All'ombra dell'ultimo sole si era assopito un pescatore.
Mi viene da canticchiarla, a bassa voce, bisbigliando appena.
Un bel ritornello che di storia ne ha parecchia.
C'è come un pulsante nella mia mente.
Schiaccio play, e lei parte.
Sempre diversa, sempre uguale.
La uso come sottofondo di un tramonto, perché se usi una colonna sonora alla vita, questa cambia, assume contorni diversi, qualcosa sfoca, altro diviene più nitido.
Cammino.
Mi perdo.
Destra, sinistra, “oh guarda” un gabbiano, sembra sbeffeggiarmi; bravo lui penso io.
Nuovamente destra, poi mi ritrovo negli stretti carrugi inghiottiti dalla città stessa.
Passo dopo passo le ombre si allungano, la luce cambia sfumature mentre gli odori si mescolano a ciò che diventerà tramontana.
Rimango a guardare, le pupille si confondono nei riflessi di ciò che mi è di fronte.
Celeste, arancione, terracotta, bronzo, miscela di sfumature a colpirmi senza alcun preavviso, senza chiedere permesso.
Annuso l'aria, il respiro me ne riempie i polmoni.
Sento il mare.

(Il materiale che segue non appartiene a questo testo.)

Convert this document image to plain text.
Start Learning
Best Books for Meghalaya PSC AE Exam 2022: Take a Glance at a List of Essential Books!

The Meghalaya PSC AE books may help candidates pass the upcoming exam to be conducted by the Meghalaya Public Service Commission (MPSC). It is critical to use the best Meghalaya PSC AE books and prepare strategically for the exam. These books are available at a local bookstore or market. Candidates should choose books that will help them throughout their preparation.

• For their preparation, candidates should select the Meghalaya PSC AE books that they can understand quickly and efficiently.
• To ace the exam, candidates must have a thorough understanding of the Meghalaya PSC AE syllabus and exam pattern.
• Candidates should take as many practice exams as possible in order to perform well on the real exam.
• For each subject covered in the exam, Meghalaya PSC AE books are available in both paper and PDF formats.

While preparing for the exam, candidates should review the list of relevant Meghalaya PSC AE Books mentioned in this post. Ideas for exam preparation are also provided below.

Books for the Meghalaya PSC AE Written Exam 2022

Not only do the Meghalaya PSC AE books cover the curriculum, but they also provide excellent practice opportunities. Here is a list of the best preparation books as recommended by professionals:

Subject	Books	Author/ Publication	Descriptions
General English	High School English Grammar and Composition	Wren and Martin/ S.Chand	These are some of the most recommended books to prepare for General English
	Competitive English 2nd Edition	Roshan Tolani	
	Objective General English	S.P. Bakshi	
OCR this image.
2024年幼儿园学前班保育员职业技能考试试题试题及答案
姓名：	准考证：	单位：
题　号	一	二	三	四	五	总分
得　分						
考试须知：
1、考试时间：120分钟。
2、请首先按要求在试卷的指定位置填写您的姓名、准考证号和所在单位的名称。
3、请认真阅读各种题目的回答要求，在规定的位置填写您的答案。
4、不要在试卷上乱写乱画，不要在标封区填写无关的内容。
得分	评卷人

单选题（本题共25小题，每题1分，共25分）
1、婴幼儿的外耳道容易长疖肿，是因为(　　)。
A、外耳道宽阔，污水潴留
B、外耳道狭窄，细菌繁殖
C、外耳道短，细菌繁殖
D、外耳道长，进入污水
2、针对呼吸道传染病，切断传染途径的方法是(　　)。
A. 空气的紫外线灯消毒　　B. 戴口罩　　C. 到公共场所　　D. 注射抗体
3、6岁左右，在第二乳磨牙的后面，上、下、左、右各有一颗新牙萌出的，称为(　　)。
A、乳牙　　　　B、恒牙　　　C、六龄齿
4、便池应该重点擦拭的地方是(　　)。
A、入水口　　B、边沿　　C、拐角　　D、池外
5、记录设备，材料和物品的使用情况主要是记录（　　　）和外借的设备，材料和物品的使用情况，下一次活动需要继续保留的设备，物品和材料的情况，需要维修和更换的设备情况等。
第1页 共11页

Diviene crêuza de mà.
Le onde si spaccano sulle scogliere, il vento porta suoni ferruginosi, legno che scricchiola, versi in un idioma che pare provenire d’oltreoceano.
Sì, sono pescatori, ne sento il lamento.
Sale, sole, sudore, volto scavato, fatica sulle braccia, mani consumate.
Questo è un pescatore.
Forse è anche altro, ma per me è questo.
Una vita a dondolare su acqua che non puoi nemmeno bere.
Fare il pescatore non è questione di professione o mestiere, è semplicemente vita.
Figure nato per caso, anche qui, in questo frammento di territorio illuminato dalla lanterna superba, dove la prima risorsa utilizzata dall'uomo è stata la terra , poi, con il tempo, anche il mare è divenuto fonte di sopravvivenza.
Fame, terreno di difficile lavorazione, spazio angusto o forse ingegno hanno spinto il contadino ligure ad andare oltre e trovare da vivere in quella infinita pozzanghera salmastra da cui tutto ebbe origine, quell’infinito mai uguale per forma e carattere a se stesso, mai diverso nel toccare terre lontane al passar delle stagioni.
Il tempo fa la storia, e con il passare del primo la seconda si riempie di granelli che son racconti di uomini in una clessidra senza spazio.
Fu così che il pescato divenne elemento di fusione con la cultura locale.
Un grandiosa e lenta mistura tra la terra e il mare, una fusione consapevole di metodologie di pesca e operato di cucina casalinga, una collaborazione familiare e comunitaria che giunge sino a noi con innumerevoli modifiche dettate dal tempo, dove i nodi e i venti in mare, almeno come i “pizzichi” e il “quanto basta” in cucina, seguono regole ben precise, dove l'approssimazione è scienza di ogni gesto che cela in se la magia del rendere armonica l'azione, equilibrata, svolta con sapienza.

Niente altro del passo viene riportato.